Of all the Senate Democrats, perhaps none claims to be more excited about a possible Warnock victory than Manchin himself. The West Virginia moderate, along with Sinema, is also up for election in 2024, raising the stakes for the next two years for him personally as he seeks to appeal to both broad Democrats and more conservative voters in his home state.
“I wouldn’t wish 50-50 on anybody,” Manchin told The Hill.
Democrats appear to be in the driver’s seat heading into Tuesday’s runoff. Warnock topped Republican Herschel Walker by more than 36,000 votes on Election Day. According to the latest RealClearPolitics average of polls, Warnock leads the former University of Georgia running back by 3.2 percentage points.
A 51st Senate Democrat would also be a gift at the committee level. Gone would be the power-sharing agreement between the two parties that has forced a time-consuming process just to bring some nominees to the Senate floor for votes. Once again, the ruling party will be able to pass party candidates, without the minority side having the opportunity to chew up the work.
“It’s an extra place in the committee. It makes things flow better,” said Sen. Jon Tester (D-Mont.). “In committees like the judiciary, for example, it will make a big difference.”

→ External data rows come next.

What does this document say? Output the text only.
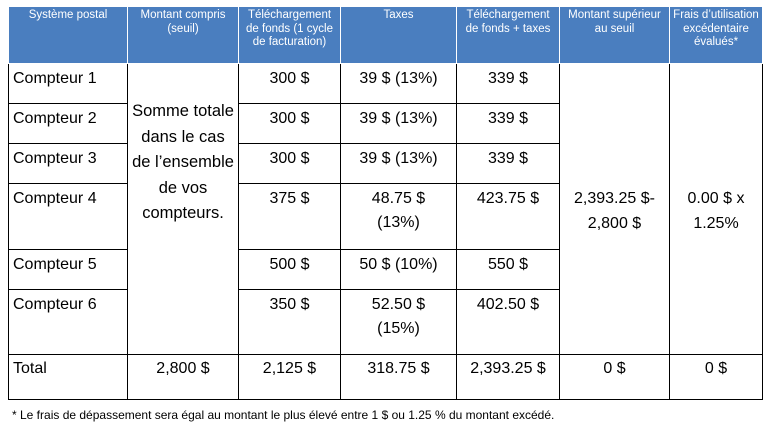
Système postal	Montant compris (seuil)	Téléchargement de fonds (1 cycle de facturation)	Taxes	Téléchargement de fonds + taxes	Montant supérieur au seuil	Frais d’utilisation excédentaire évalués*
Compteur 1	Somme totale dans le cas de l’ensemble de vos compteurs.	300 $	39 $ (13%)	339 $	2,393.25 $- 2,800 $	0.00 $ x 1.25%
Compteur 2		300 $	39 $ (13%)	339 $		
Compteur 3		300 $	39 $ (13%)	339 $		
Compteur 4		375 $	48.75 $ (13%)	423.75 $		
Compteur 5		500 $	50 $ (10%)	550 $		
Compteur 6		350 $	52.50 $ (15%)	402.50 $		
Total	2,800 $	2,125 $	318.75 $	2,393.25 $	0 $	0 $
* Le frais de dépassement sera égal au montant le plus élevé entre 1 $ ou 1.25 % du montant excédé.
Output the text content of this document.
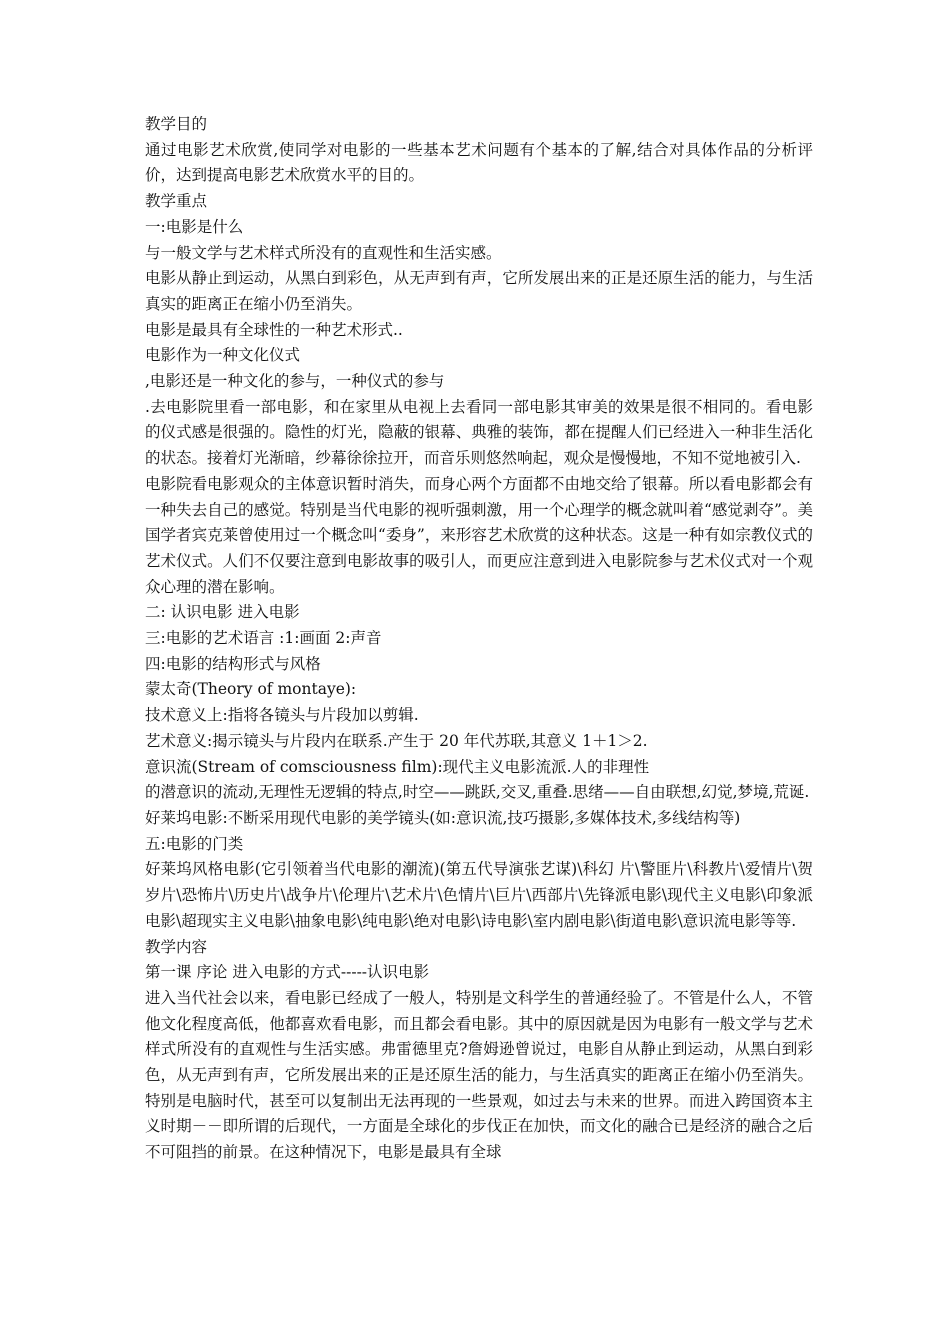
教学目的

通过电影艺术欣赏,使同学对电影的一些基本艺术问题有个基本的了解,结合对具体作品的分析评价，达到提高电影艺术欣赏水平的目的。

教学重点

一:电影是什么

与一般文学与艺术样式所没有的直观性和生活实感。

电影从静止到运动，从黑白到彩色，从无声到有声，它所发展出来的正是还原生活的能力，与生活真实的距离正在缩小仍至消失。

电影是最具有全球性的一种艺术形式..

电影作为一种文化仪式

,电影还是一种文化的参与，一种仪式的参与

.去电影院里看一部电影，和在家里从电视上去看同一部电影其审美的效果是很不相同的。看电影的仪式感是很强的。隐性的灯光，隐蔽的银幕、典雅的装饰，都在提醒人们已经进入一种非生活化的状态。接着灯光渐暗，纱幕徐徐拉开，而音乐则悠然响起，观众是慢慢地，不知不觉地被引入.

电影院看电影观众的主体意识暂时消失，而身心两个方面都不由地交给了银幕。所以看电影都会有一种失去自己的感觉。特别是当代电影的视听强刺激，用一个心理学的概念就叫着“感觉剥夺”。美国学者宾克莱曾使用过一个概念叫“委身”，来形容艺术欣赏的这种状态。这是一种有如宗教仪式的艺术仪式。人们不仅要注意到电影故事的吸引人，而更应注意到进入电影院参与艺术仪式对一个观众心理的潜在影响。

二: 认识电影 进入电影

三:电影的艺术语言 :1:画面 2:声音

四:电影的结构形式与风格

蒙太奇(Theory of montaye):

技术意义上:指将各镜头与片段加以剪辑.

艺术意义:揭示镜头与片段内在联系.产生于 20 年代苏联,其意义 1＋1＞2.

意识流(Stream of comsciousness film):现代主义电影流派.人的非理性

的潜意识的流动,无理性无逻辑的特点,时空——跳跃,交叉,重叠.思绪——自由联想,幻觉,梦境,荒诞.

好莱坞电影:不断采用现代电影的美学镜头(如:意识流,技巧摄影,多媒体技术,多线结构等)

五:电影的门类

好莱坞风格电影(它引领着当代电影的潮流)(第五代导演张艺谋)\科幻 片\警匪片\科教片\爱情片\贺岁片\恐怖片\历史片\战争片\伦理片\艺术片\色情片\巨片\西部片\先锋派电影\现代主义电影\印象派电影\超现实主义电影\抽象电影\纯电影\绝对电影\诗电影\室内剧电影\街道电影\意识流电影等等.

教学内容

第一课 序论 进入电影的方式-----认识电影

进入当代社会以来，看电影已经成了一般人，特别是文科学生的普通经验了。不管是什么人，不管他文化程度高低，他都喜欢看电影，而且都会看电影。其中的原因就是因为电影有一般文学与艺术样式所没有的直观性与生活实感。弗雷德里克?詹姆逊曾说过，电影自从静止到运动，从黑白到彩色，从无声到有声，它所发展出来的正是还原生活的能力，与生活真实的距离正在缩小仍至消失。特别是电脑时代，甚至可以复制出无法再现的一些景观，如过去与未来的世界。而进入跨国资本主义时期－－即所谓的后现代，一方面是全球化的步伐正在加快，而文化的融合已是经济的融合之后不可阻挡的前景。在这种情况下，电影是最具有全球
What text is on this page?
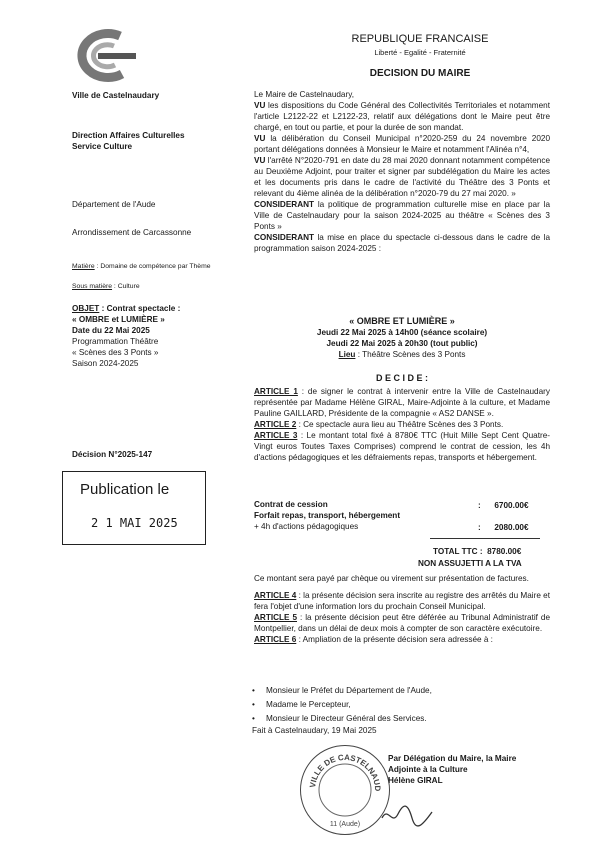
Ville de Castelnaudary
Direction Affaires Culturelles
Service Culture
Département de l'Aude
Arrondissement de Carcassonne
Matière : Domaine de compétence par Thème
Sous matière : Culture
OBJET : Contrat spectacle :
« OMBRE et LUMIÈRE »
Date du 22 Mai 2025
Programmation Théâtre
« Scènes des 3 Ponts »
Saison 2024-2025
Décision N°2025-147
Publication le
2 1 MAI 2025
REPUBLIQUE FRANCAISE
Liberté - Egalité - Fraternité
DECISION DU MAIRE
Le Maire de Castelnaudary,
VU les dispositions du Code Général des Collectivités Territoriales et notamment l'article L2122-22 et L2122-23, relatif aux délégations dont le Maire peut être chargé, en tout ou partie, et pour la durée de son mandat.
VU la délibération du Conseil Municipal n°2020-259 du 24 novembre 2020 portant délégations données à Monsieur le Maire et notamment l'Alinéa n°4,
VU l'arrêté N°2020-791 en date du 28 mai 2020 donnant notamment compétence au Deuxième Adjoint, pour traiter et signer par subdélégation du Maire les actes et les documents pris dans le cadre de l'activité du Théâtre des 3 Ponts et relevant du 4ième alinéa de la délibération n°2020-79 du 27 mai 2020. »
CONSIDERANT la politique de programmation culturelle mise en place par la Ville de Castelnaudary pour la saison 2024-2025 au théâtre « Scènes des 3 Ponts »
CONSIDERANT la mise en place du spectacle ci-dessous dans le cadre de la programmation saison 2024-2025 :
« OMBRE ET LUMIÈRE »
Jeudi 22 Mai 2025 à 14h00 (séance scolaire)
Jeudi 22 Mai 2025 à 20h30 (tout public)
Lieu : Théâtre Scènes des 3 Ponts
D E C I D E :
ARTICLE 1 : de signer le contrat à intervenir entre la Ville de Castelnaudary représentée par Madame Hélène GIRAL, Maire-Adjointe à la culture, et Madame Pauline GAILLARD, Présidente de la compagnie « AS2 DANSE ».
ARTICLE 2 : Ce spectacle aura lieu au Théâtre Scènes des 3 Ponts.
ARTICLE 3 : Le montant total fixé à 8780€ TTC (Huit Mille Sept Cent Quatre-Vingt euros Toutes Taxes Comprises) comprend le contrat de cession, les 4h d'actions pédagogiques et les défraiements repas, transports et hébergement.
Contrat de cession	:      6700.00€
Forfait repas, transport, hébergement
+ 4h d'actions pédagogiques	:      2080.00€
TOTAL TTC :  8780.00€
NON ASSUJETTI A LA TVA
Ce montant sera payé par chèque ou virement sur présentation de factures.
ARTICLE 4 : la présente décision sera inscrite au registre des arrêtés du Maire et fera l'objet d'une information lors du prochain Conseil Municipal.
ARTICLE 5 : la présente décision peut être déférée au Tribunal Administratif de Montpellier, dans un délai de deux mois à compter de son caractère exécutoire.
ARTICLE 6 : Ampliation de la présente décision sera adressée à :
• Monsieur le Préfet du Département de l'Aude,
• Madame le Percepteur,
• Monsieur le Directeur Général des Services.
Fait à Castelnaudary, 19 Mai 2025
VILLE DE CASTELNAUD
11 (Aude)
Par Délégation du Maire, la Maire
Adjointe à la Culture
Hélène GIRAL
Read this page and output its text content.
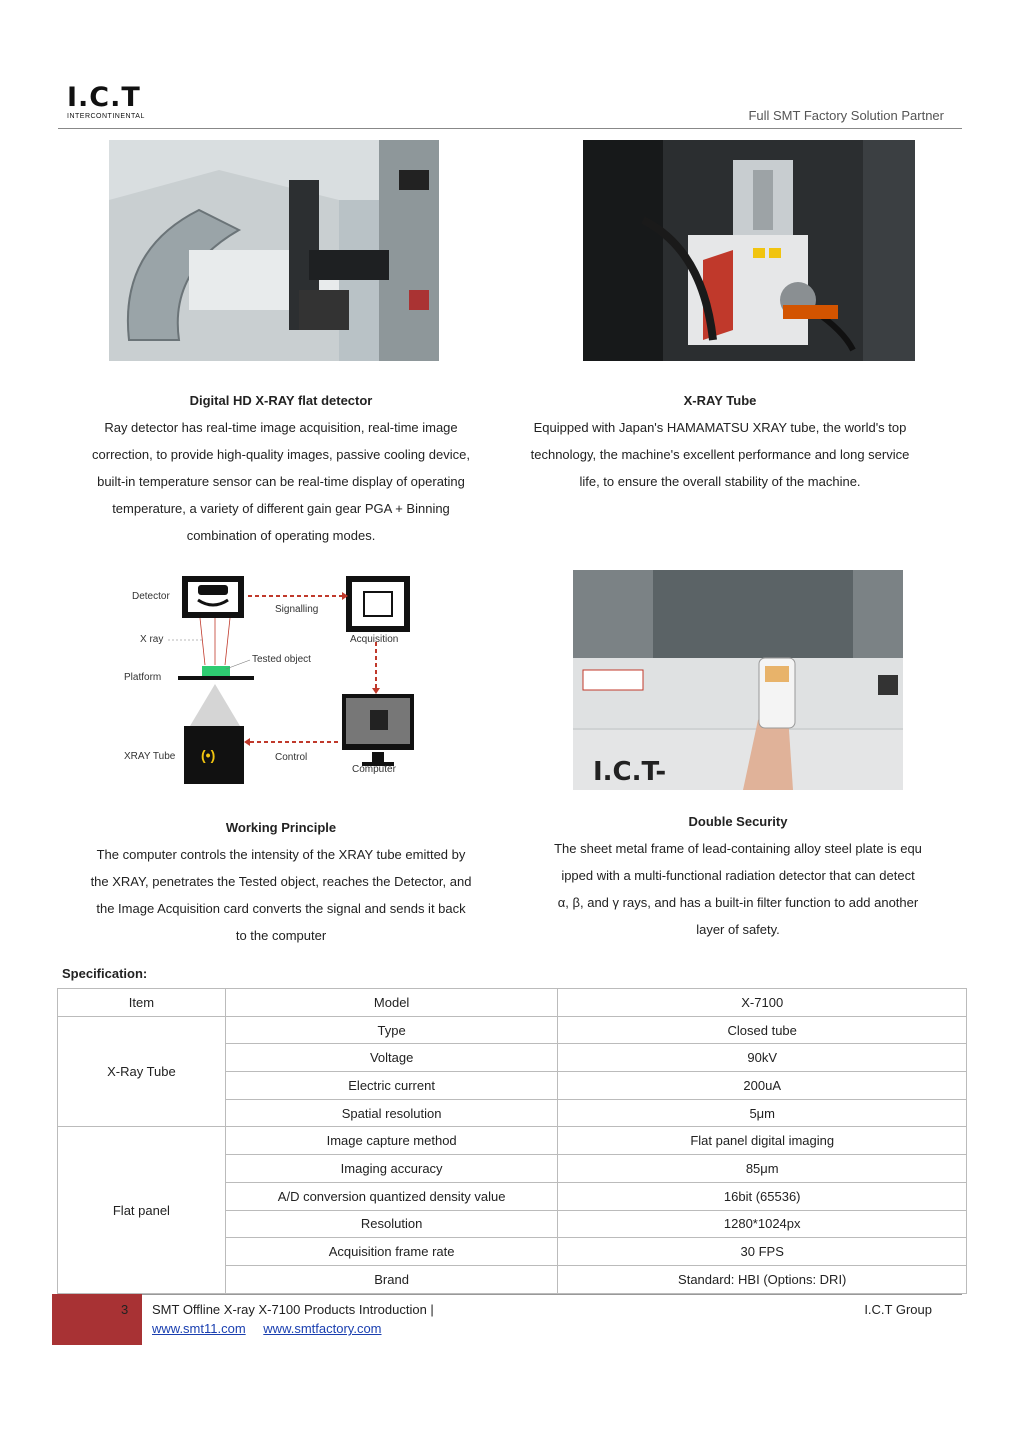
I.C.T
INTERCONTINENTAL	Full SMT Factory Solution Partner
Digital HD X-RAY flat detector
Ray detector has real-time image acquisition, real-time image
correction, to provide high-quality images, passive cooling device,
built-in temperature sensor can be real-time display of operating
temperature, a variety of different gain gear PGA + Binning
combination of operating modes.
X-RAY Tube
Equipped with Japan's HAMAMATSU XRAY tube, the world's top
technology, the machine's excellent performance and long service
life, to ensure the overall stability of the machine.
(•)
Detector
Signalling
Acquisition
X ray
Tested object
Platform
XRAY Tube	Control
Computer	I.C.T-
Working Principle
The computer controls the intensity of the XRAY tube emitted by
the XRAY, penetrates the Tested object, reaches the Detector, and
the Image Acquisition card converts the signal and sends it back
to the computer
Double Security
The sheet metal frame of lead-containing alloy steel plate is equ
ipped with a multi-functional radiation detector that can detect
α, β, and γ rays, and has a built-in filter function to add another
layer of safety.
Specification:
Item	Model	X-7100
X-Ray Tube	Type	Closed tube
	Voltage	90kV
	Electric current	200uA
	Spatial resolution	5μm
Flat panel	Image capture method	Flat panel digital imaging
	Imaging accuracy	85μm
	A/D conversion quantized density value	16bit (65536)
	Resolution	1280*1024px
	Acquisition frame rate	30 FPS
	Brand	Standard: HBI (Options: DRI)
3 SMT Offline X-ray X-7100 Products Introduction |	I.C.T Group
www.smt11.com www.smtfactory.com
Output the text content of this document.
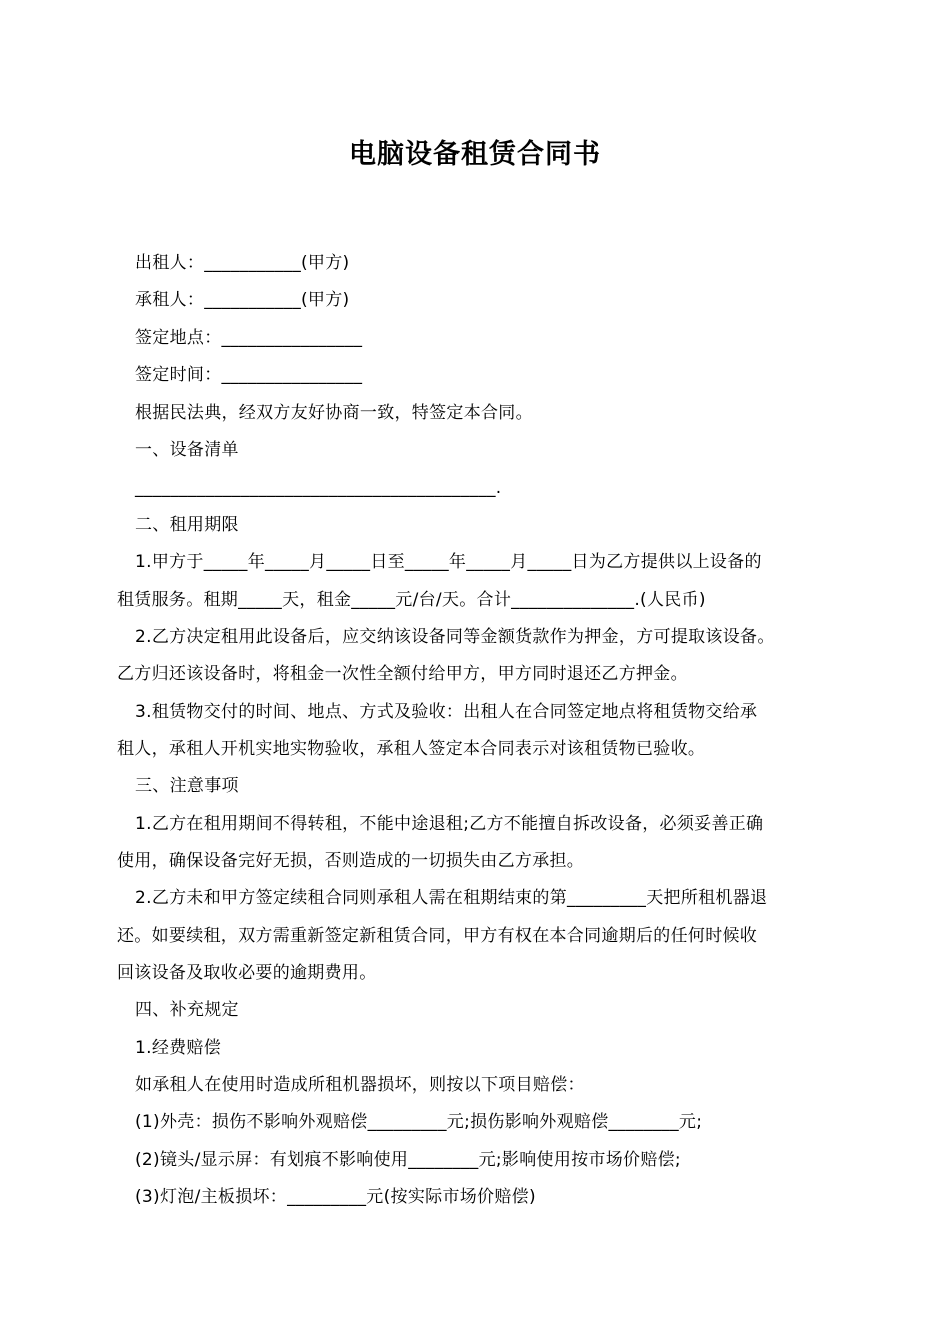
电脑设备租赁合同书
出租人：___________(甲方)
承租人：___________(甲方)
签定地点：________________
签定时间：________________
根据民法典，经双方友好协商一致，特签定本合同。
一、设备清单
_________________________________________.
二、租用期限
1.甲方于_____年_____月_____日至_____年_____月_____日为乙方提供以上设备的
租赁服务。租期_____天，租金_____元/台/天。合计______________.(人民币)
2.乙方决定租用此设备后，应交纳该设备同等金额货款作为押金，方可提取该设备。
乙方归还该设备时，将租金一次性全额付给甲方，甲方同时退还乙方押金。
3.租赁物交付的时间、地点、方式及验收：出租人在合同签定地点将租赁物交给承
租人，承租人开机实地实物验收，承租人签定本合同表示对该租赁物已验收。
三、注意事项
1.乙方在租用期间不得转租，不能中途退租;乙方不能擅自拆改设备，必须妥善正确
使用，确保设备完好无损，否则造成的一切损失由乙方承担。
2.乙方未和甲方签定续租合同则承租人需在租期结束的第_________天把所租机器退
还。如要续租，双方需重新签定新租赁合同，甲方有权在本合同逾期后的任何时候收
回该设备及取收必要的逾期费用。
四、补充规定
1.经费赔偿
如承租人在使用时造成所租机器损坏，则按以下项目赔偿：
(1)外壳：损伤不影响外观赔偿_________元;损伤影响外观赔偿________元;
(2)镜头/显示屏：有划痕不影响使用________元;影响使用按市场价赔偿;
(3)灯泡/主板损坏：_________元(按实际市场价赔偿)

And an extra vote will almost certainly be key, simply because absences from the Senate floor, whether due to health issues or other reasons, are not uncommon. Over the past two years, Senate Democrats fell by at least one vote on a number of occasions, including because of positive COVID-19 results that sidelined members. Two senators — Ben Ray Luján (DN.M.) and Sen. Chris Van Hollen (D-Md.) — even suffered strokes that temporarily incapacitated them.
Combine these concerns with possible health issues for older members, and the 51st vote will almost certainly prove crucial during the 118th Congress.
“It makes a huge difference in our ability to operate,” Van Hollen said. “It gives you a little more operating flexibility.”
An upset victory by Walker, however, would not only dampen Democratic hopes for the next two years, but also give Republicans a big boost heading into what they believe could be a winning cycle for the party. Of the 33 seats up for re-election, 23 are held by Democrats, including a number in red or purple states that will give the party a prime chance to win back the upper chamber.
“Well, we could put this one in the hole for 2024 when we expect to have a pretty good map,” said Sen. John Cornyn (R-Texas). “There’s no need to go back,”
But trouble is at stake for the GOP in the Peach State. In addition to his own personal problems, Walker will not have the advantage of Georgia Gov. Brian Kemp (R) at the top of the ticket, as he did last month. Kemp defeated Democrat Stacey Abrams on Election Day, winning 2.1 million votes — about 203,000 more than Walker earned.
Because of Democratic victories in Pennsylvania and Nevada, Walker and the Republicans have also been deprived of letting the race decide the majority, which the party counted on as their biggest get-out-the-vote calling card.
“Warnock has all the advantages. I think Herschel might even be the favorite if this were to decide the majority. … It’s not going to be close,” a GOP operative told The Hill. “Our people just have no motivation to vote. Herschel Walker and his campaign are not a motivation for people to vote.”